Internal lab tests has provided with an alternative solution to this problem that, if works according to specification, is a MUCH easier way to get this scenario to work.

The basic principle is that we encapsulate the IPsec tunnel in a GRE tunnel. Since GRE tunnels can terminate/initiate on an ARP published IP we bypass the ARP problem with IPsec altogether. There will be some extra overhead size on the packets due to double encapsulation so in terms of performance it will be slightly slower.

A simple example:

Site-A
GRE tunnel from 85.85.85.85 to 90.90.90.90, both these IP's are ARP published IP's. On that GRE tunnel we route the network 10.10.10.0/24 and give the GRE tunnel the IP 10.10.10.1

IPsec tunnel is configured with a remote endpoint of 10.10.10.2, the networks inside the IPsec tunnel is not relevant to this example as it will be whatever network the administrator want bridge between Site-A and B.

Site-B
GRE tunnel from 90.90.90.90 to 85.85.85.85 , both these IP's are ARP published IP's.

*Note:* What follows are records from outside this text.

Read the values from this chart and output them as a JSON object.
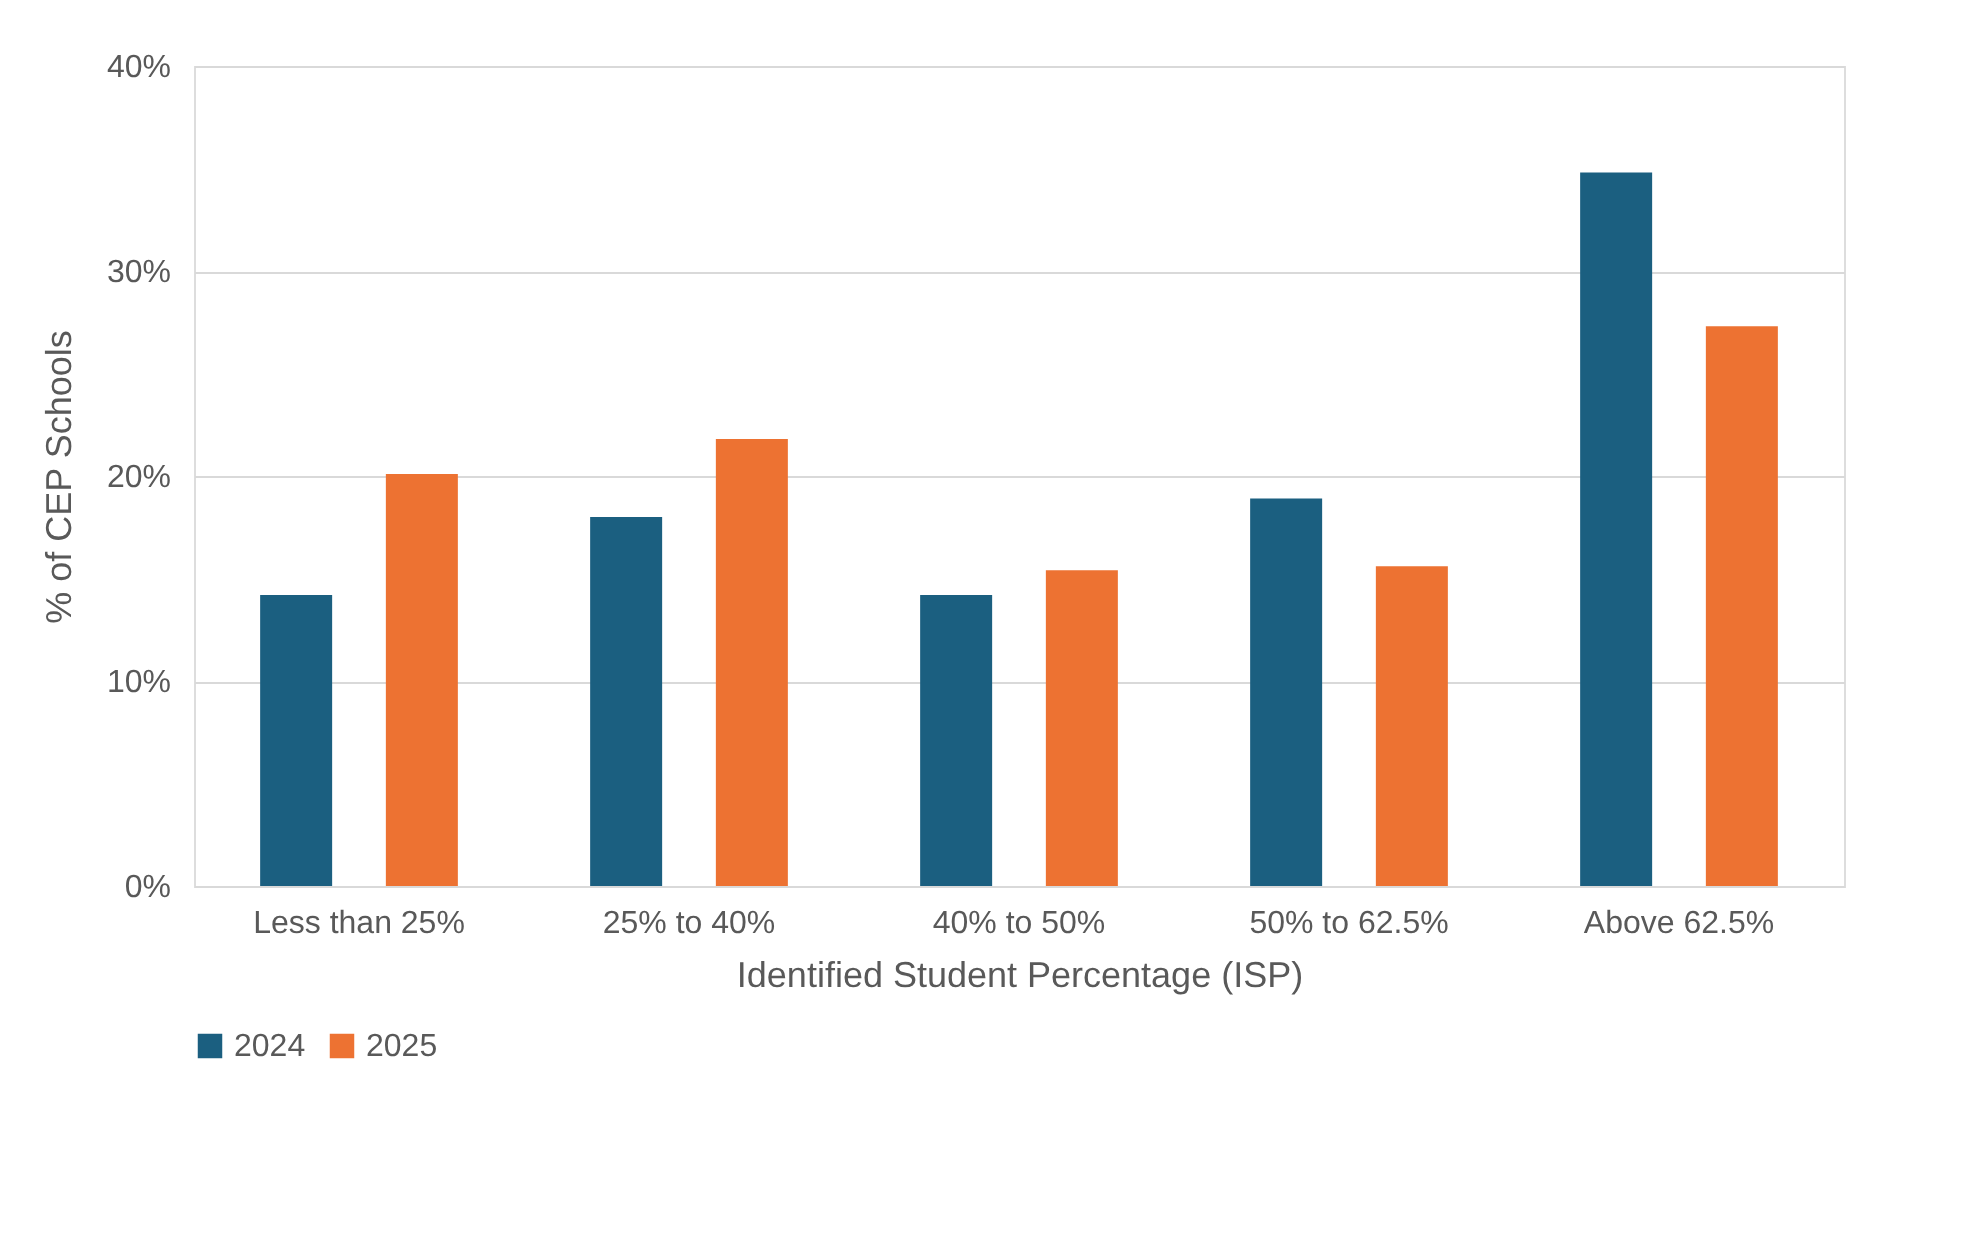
{
  "chart_data": {
    "type": "bar",
    "xlabel": "Identified Student Percentage (ISP)",
    "ylabel": "% of CEP Schools",
    "categories": [
      "Less than 25%",
      "25% to 40%",
      "40% to 50%",
      "50% to 62.5%",
      "Above 62.5%"
    ],
    "series": [
      {
        "name": "2024",
        "color": "#1b5f80",
        "values": [
          14.2,
          18.0,
          14.2,
          18.9,
          34.8
        ]
      },
      {
        "name": "2025",
        "color": "#ed7232",
        "values": [
          20.1,
          21.8,
          15.4,
          15.6,
          27.3
        ]
      }
    ],
    "ylim": [
      0,
      40
    ],
    "yticks": [
      {
        "value": 0,
        "label": "0%"
      },
      {
        "value": 10,
        "label": "10%"
      },
      {
        "value": 20,
        "label": "20%"
      },
      {
        "value": 30,
        "label": "30%"
      },
      {
        "value": 40,
        "label": "40%"
      }
    ],
    "grid": "y",
    "legend": "bottom"
  }
}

On that GRE tunnel we route the network 10.10.10.0/24 and give the GRE tunnel the IP 10.10.10.2

IPsec tunnel is configured with a remote endpoint of 10.10.10.1, the networks inside the IPsec tunnel is not relevant to this example as it will be whatever network the administrator want bridge between Site-B and A.

This means that whenever the IPsec tunnel needs to establish, it will try find the interface where it's remote network is routed, and since that is a GRE tunnel the GRE tunnel will establish towards the ARP published IP on the remote side and inside the GRE tunnel the IPsec tunnel will establish.

Re: IPsec tunnels and ARP published IPs (9.x)

Posted: 02 Dec 2016, 11:11
by mape
Important note: In version 10.20.x this issue has been resolved, the new IPsec engine supports terminating IPsec tunnels on ARP published IP's by default.